Surtos de doenças zoonóticas, como dengue e hantavirose, dependem necessariamente da aproximação entre pessoas e animais, ou suas fezes e urina, capazes de armazenar ou transportar patógenos, como vírus. A multiplicação e deslocamento desses animais estão relacionados à presença de determinadas condições ambientais.

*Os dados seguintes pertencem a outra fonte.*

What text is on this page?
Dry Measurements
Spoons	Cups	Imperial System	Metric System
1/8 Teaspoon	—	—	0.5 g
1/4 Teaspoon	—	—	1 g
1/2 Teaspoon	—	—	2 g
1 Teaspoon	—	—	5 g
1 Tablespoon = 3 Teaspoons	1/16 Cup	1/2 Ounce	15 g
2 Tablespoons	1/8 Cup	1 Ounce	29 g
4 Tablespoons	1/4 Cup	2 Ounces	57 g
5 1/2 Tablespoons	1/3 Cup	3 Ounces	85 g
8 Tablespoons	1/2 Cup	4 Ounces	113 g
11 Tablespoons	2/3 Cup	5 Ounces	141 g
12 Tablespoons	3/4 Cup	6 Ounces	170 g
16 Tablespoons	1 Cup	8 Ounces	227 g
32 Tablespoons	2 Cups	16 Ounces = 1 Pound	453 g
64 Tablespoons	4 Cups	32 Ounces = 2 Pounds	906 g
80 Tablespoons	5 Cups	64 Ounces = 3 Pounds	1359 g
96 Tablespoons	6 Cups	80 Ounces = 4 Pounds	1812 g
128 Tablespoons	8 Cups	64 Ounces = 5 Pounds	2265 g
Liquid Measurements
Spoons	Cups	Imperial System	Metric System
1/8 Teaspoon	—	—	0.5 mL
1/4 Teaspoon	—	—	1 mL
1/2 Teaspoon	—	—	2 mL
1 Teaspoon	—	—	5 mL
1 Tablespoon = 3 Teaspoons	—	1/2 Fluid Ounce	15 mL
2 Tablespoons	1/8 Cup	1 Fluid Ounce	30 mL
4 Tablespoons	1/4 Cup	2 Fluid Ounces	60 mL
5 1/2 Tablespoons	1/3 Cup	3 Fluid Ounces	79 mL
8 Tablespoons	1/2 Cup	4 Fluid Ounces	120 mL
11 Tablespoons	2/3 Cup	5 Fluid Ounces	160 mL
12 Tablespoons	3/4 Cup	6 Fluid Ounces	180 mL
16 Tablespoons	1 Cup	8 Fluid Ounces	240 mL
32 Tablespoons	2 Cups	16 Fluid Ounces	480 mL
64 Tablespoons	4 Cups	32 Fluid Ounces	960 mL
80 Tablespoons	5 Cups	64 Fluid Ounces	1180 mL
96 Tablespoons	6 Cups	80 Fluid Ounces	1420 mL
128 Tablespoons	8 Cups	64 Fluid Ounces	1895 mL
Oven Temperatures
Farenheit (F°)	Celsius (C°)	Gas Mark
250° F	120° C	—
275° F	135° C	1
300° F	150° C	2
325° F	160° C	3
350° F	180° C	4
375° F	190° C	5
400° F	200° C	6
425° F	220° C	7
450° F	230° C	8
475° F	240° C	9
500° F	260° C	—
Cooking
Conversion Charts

A transformação da paisagem e o aumento da ocorrência de zoonoses
A intensa utilização do ambiente terrestre pelos humanos resultou numa ampla transformação da paisagem. Florestas contínuas foram intercaladas por áreas agrícolas, pastagens, estradas, cidades e muitas vezes se transformaram em diminutos fragmentos de florestas. Essas alterações da paisagem modificam o regime de luz, calor, umidade, vento que possibilitam que outras espécies ocupem estas áreas alteradas.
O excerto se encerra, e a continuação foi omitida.